My comp sci class currently is on the topic of AIs and we're tasked to write an AI for Labyrinth (the Ravensburger game) and have them play each other to see who wrote the best AI. As someone who's never heard of the game or even touched before I can only think of a limited amount of strategy for the game. Can anyone who has played Labyrinth bestow some common and advanced strategies upon me? Thanks in advance.

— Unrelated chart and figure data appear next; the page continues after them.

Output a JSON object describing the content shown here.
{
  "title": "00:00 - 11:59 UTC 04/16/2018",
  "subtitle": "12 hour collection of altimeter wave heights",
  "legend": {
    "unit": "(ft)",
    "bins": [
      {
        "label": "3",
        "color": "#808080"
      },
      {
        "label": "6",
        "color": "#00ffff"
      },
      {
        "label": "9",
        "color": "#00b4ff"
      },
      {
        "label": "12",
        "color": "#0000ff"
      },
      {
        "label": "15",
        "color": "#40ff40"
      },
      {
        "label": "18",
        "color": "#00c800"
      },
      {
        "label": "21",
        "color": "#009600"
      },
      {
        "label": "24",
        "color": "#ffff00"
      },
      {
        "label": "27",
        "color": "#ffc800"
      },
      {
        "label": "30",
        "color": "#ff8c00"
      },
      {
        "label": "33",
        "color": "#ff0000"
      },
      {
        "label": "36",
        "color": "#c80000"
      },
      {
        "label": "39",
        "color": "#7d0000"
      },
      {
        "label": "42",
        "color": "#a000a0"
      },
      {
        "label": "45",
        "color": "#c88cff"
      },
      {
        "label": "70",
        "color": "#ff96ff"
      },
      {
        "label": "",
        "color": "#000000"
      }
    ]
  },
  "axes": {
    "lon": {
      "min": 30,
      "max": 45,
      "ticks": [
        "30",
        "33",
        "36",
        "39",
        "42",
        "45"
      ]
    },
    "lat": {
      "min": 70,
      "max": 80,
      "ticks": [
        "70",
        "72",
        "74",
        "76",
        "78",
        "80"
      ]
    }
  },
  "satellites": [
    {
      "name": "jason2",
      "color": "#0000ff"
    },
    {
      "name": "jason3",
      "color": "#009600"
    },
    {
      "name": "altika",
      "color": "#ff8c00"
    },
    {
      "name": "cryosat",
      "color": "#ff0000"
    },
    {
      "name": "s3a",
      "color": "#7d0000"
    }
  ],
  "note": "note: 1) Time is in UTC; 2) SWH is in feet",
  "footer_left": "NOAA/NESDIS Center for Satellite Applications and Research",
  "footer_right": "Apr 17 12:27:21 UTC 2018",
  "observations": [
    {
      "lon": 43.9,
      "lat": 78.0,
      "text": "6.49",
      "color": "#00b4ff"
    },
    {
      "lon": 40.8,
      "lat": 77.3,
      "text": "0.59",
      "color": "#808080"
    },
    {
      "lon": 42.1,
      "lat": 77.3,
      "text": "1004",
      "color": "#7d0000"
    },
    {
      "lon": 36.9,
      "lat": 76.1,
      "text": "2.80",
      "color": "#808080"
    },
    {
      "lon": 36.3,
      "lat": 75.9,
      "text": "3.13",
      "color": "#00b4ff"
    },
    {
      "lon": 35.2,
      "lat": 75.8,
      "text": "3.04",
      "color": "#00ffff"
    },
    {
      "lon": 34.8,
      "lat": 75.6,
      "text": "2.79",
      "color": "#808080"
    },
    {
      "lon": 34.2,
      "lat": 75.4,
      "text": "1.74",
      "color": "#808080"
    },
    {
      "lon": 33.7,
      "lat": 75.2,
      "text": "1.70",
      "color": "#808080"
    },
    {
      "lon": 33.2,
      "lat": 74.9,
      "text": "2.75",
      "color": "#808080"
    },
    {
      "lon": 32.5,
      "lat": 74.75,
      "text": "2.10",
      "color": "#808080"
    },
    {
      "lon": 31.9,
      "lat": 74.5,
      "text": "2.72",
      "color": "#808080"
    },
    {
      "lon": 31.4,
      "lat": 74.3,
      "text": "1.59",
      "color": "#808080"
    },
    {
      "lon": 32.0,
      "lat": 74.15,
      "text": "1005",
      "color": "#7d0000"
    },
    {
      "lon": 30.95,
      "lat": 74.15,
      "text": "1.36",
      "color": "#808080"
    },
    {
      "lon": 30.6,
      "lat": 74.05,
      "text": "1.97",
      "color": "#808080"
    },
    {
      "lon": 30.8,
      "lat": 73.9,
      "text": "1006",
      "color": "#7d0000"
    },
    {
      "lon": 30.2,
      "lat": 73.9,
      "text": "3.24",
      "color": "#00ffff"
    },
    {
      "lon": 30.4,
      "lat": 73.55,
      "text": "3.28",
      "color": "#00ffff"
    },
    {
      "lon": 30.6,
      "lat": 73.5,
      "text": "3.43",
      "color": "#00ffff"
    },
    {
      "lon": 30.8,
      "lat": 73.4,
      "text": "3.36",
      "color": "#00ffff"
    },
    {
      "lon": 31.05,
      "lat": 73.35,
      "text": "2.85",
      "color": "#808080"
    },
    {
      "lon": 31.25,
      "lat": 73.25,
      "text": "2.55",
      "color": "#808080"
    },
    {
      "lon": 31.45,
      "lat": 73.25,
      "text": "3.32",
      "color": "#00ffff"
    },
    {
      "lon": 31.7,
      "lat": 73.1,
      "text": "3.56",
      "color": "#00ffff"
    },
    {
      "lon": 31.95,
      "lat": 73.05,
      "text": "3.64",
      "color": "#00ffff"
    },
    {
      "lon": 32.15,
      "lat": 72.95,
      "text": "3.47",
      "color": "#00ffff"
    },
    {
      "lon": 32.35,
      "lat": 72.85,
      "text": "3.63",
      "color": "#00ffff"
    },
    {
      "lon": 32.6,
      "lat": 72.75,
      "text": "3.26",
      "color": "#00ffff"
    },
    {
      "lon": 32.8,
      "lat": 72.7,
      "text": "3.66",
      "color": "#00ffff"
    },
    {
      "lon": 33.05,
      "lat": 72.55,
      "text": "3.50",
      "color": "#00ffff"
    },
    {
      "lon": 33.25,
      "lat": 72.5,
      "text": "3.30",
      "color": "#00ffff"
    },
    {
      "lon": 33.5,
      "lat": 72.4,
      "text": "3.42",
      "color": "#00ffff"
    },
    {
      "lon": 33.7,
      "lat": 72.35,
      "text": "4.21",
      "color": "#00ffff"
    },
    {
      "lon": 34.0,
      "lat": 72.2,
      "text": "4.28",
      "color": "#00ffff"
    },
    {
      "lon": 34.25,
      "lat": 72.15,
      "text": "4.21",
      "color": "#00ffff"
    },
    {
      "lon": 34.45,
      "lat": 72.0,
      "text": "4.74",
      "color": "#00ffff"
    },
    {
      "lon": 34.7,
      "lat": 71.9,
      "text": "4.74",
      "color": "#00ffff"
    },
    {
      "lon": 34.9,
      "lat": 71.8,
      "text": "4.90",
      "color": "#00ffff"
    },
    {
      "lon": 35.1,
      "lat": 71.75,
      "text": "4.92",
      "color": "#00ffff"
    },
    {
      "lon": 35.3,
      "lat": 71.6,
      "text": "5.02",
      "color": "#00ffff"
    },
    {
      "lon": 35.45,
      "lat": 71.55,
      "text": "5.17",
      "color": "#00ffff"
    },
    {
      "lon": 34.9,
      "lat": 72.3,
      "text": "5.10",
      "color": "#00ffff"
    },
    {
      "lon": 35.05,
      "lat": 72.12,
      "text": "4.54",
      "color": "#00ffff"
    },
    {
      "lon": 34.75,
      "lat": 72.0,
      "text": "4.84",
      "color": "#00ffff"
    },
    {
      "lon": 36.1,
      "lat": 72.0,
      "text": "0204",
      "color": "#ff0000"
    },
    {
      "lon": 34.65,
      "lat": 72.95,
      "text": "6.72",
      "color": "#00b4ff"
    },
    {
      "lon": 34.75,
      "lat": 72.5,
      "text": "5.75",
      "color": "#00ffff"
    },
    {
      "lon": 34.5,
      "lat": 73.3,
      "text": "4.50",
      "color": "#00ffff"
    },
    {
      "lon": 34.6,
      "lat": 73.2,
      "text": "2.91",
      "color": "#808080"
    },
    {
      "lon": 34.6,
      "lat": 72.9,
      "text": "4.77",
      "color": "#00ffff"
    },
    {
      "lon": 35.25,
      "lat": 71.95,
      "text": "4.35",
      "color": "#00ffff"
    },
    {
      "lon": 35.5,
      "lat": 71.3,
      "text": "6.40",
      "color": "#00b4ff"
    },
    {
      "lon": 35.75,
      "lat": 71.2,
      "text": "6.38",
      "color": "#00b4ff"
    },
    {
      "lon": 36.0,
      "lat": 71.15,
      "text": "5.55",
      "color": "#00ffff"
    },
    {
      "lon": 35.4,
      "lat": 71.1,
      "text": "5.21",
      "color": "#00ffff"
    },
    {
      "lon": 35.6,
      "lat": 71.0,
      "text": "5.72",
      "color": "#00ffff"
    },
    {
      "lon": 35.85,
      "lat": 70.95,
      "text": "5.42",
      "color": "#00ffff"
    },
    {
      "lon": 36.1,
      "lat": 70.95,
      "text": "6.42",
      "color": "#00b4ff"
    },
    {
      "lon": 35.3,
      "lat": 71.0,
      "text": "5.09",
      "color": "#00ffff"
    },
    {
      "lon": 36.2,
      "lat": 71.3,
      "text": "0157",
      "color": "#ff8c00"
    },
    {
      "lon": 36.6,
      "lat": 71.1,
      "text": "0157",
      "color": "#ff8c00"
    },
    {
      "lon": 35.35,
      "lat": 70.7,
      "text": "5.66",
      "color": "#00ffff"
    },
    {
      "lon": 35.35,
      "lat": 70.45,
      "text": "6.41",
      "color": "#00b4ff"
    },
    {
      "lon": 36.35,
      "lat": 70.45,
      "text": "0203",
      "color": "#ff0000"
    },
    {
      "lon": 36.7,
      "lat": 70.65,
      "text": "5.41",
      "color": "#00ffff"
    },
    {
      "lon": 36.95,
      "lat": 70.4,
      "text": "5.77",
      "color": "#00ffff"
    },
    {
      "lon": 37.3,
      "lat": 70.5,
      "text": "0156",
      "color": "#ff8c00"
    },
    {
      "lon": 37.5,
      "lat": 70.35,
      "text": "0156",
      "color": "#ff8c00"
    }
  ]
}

  • Have you gotten to the point of always finding a way to reach the target in one move if one exists? – Cascabel May 12 '16 at 0:40
  • I didn't quite want to add my algorithm because a) my classmates are gonna probs find this when they google and b) it'd turn my post into a stackoverflow post :P Ill post it if you insist though oh and c) my teacher's philosophy is that when you don't know how to solve a problem with code, ask a random stranger how they'd solve this problem P.S. I am not sure what you're asking, is it in terms of code or thinking? – Zheng Chen May 12 '16 at 0:44
  • I'm trying to clarify what level of strategy you're looking for. It's unclear from your question what you actually know. A huge part of Labyrinth is being able to just get there in one move if possible, because you often can. If you can do that already, you need more advanced strategy. If you can't, then this is more of a "how do I write an algorithm" question and not so much a board games one. – Cascabel May 12 '16 at 0:57
  • Oh ok Ill edit my current thought into the main post – Zheng Chen May 12 '16 at 0:58

A few tips:

  • Static tiles are more stable (duh!), so going there is a bit more predictable. If you have goals on those, they have lower priority.
  • Static tiles are more stable (again), so staying on a static tile at the end of your turn will assure you you are at the same place when you begin the next one.
  • Manhattan distance (dx + dy) may be important because being close to a goal makes it easier to reach if you are not sure of what the board will look like on your next turn.
  • Don't forget to use the "shortcut": if you stand at the edge of the board and you are pushed out, you teleport to the other side.
  • Having a large reachable zone at the beginning of your turn allows you to adapt easily: if you can go to a lot of places, you can change your mind when trouble arrive.
  • Play the anti-game. Even though I would never recommend that to any living player, as your goal here is clearly to win and not at all to have fun while doing it, crush your opponents completely without mercy! Sometimes, reaching your goal is more complicated that putting your opponent(s) in a tricky situation. Keep in mind who is about to win and don't be nice with him (or should I say "it"?) Everything that I said higher can be applied negatively to the others.